I need to use transactional tables in Hive, so I naturally use the ORC format. One limitation of those transactional tables is that they have to be bucketed (in Hive 2 at least. In Hive3 my understanding is that bucketing is not mandatory, but the default is equivalent to having 1 bucket).

It is tricky to find a good answer on how to use buckets: how many? on which columns? It usually boils down to:

Buckets are something that should be done for a concrete problem not just because you think you should have them. Normally I would not use them.

Which is not helpful when you actually have to use them.

So how to use buckets?

I did some benchmarking to try to get a valid answer. My dataset was as follow:

  • Data:
    • 1B rows table worth 3 months of data, with a compound (logical) key: user id, and 4-level hierarchical identifier.
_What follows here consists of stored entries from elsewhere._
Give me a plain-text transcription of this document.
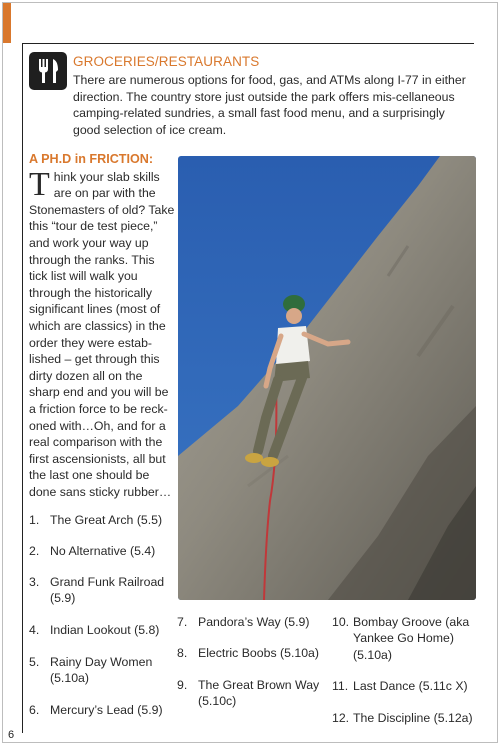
6
GROCERIES/RESTAURANTS
There are numerous options for food, gas, and ATMs along I-77 in either direction. The country store just outside the park offers mis-cellaneous camping-related sundries, a small fast food menu, and a surprisingly good selection of ice cream.
A PH.D in FRICTION:
T hink your slab skills are on par with the Stonemasters of old? Take this “tour de test piece,” and work your way up through the ranks. This tick list will walk you through the historically significant lines (most of which are classics) in the order they were estab-lished – get through this dirty dozen all on the sharp end and you will be a friction force to be reck-oned with…Oh, and for a real comparison with the first ascensionists, all but the last one should be done sans sticky rubber…
1. The Great Arch (5.5)
2. No Alternative (5.4)
3. Grand Funk Railroad (5.9)
4. Indian Lookout (5.8)
5. Rainy Day Women (5.10a)
6. Mercury’s Lead (5.9)
7. Pandora’s Way (5.9)
8. Electric Boobs (5.10a)
9. The Great Brown Way (5.10c)
10. Bombay Groove (aka Yankee Go Home) (5.10a)
11. Last Dance (5.11c X)
12. The Discipline (5.12a)
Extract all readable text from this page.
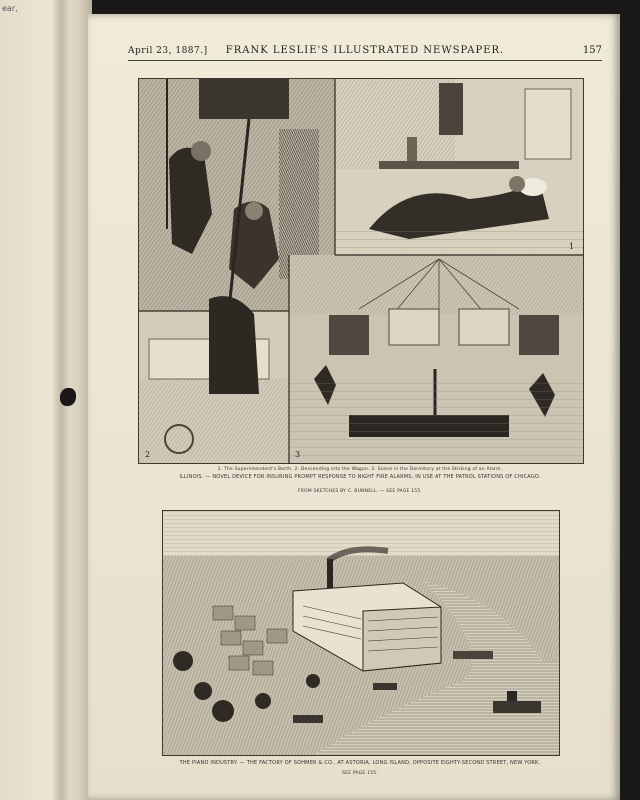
ear,
April 23, 1887.]	FRANK LESLIE'S ILLUSTRATED NEWSPAPER.	157
1
2	3
1. The Superintendent's Berth. 2. Descending into the Wagon. 3. Scene in the Dormitory at the Striking of an Alarm.
ILLINOIS. — NOVEL DEVICE FOR INSURING PROMPT RESPONSE TO NIGHT FIRE ALARMS, IN USE AT THE PATROL STATIONS OF CHICAGO.
FROM SKETCHES BY C. BUNNELL. — SEE PAGE 155.
THE PIANO INDUSTRY. — THE FACTORY OF SOHMER & CO., AT ASTORIA, LONG ISLAND, OPPOSITE EIGHTY-SECOND STREET, NEW YORK.
SEE PAGE 155.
This is about 15GB (unreplicated) on disk.
    • 9 merges of 1 hour of data
  • Benchmarks:
    • select count(*)
    • select count(*) where  hierarchy_level_1=something
    • select 1 specific row
    • big select with join on 2 other tables, resulting in 400k rows.

All benchmarks were run 5 times, doing one iteration for all tables before starting the next iteration to prevent caching.

I tested a few variations:

  • transactional table or not,
  • partitioned or not (partition was the highest level of my hierarchical key. About 200 hundred partitions, somewhat skewed),
  • 1 to 32 buckets,
  • bloom filters on levels #1 and/or #2  my hierarchical key and/or on the user id.
  • I added as extra test some non-transactional tables, sorted on different fields.

It is tricky to properly display the data here so I show it as an image (click to enlarge), but you can find it as a pdf: ORC Benchmark – results or see it on google sheets.


orcbench

What gives?

I had some expectations:

  • More buckets would mean more files so faster load and faster queries up to a point.
  • Bucket + partitions would create way too many files, at the cost of performance.
  • Proper bloom filters would make everything faster.

Well, looking at the results, here are the takeaways:

  • Bloom filters have basically no impact at all,
  • no partition usually helps,
  • 1 bucket is horrible (but that I did expect),
  • too many buckets and partition together is bad,
  • the sweet spot (for me) is partition +  4 buckets.

I am very disappointed because I had a lot of hopes for bloom filters (I guess there is something I am doing wrong). The rest is more a confirmation of my expectations, with numbers to prove them.

The worst of all? My sweet spot is the one I am already using, so after all those tests (which ran almost 3 days straight) I have no new information to speed up my queries. Well, the silver lining is that at least I have data to show that I can pat myself on the back.

Cluster on which I tested: hdp 2.6, hive 2, 8 data nodes (8 CPU, 32GB) on AWS, doing nothing else apart from running these tests.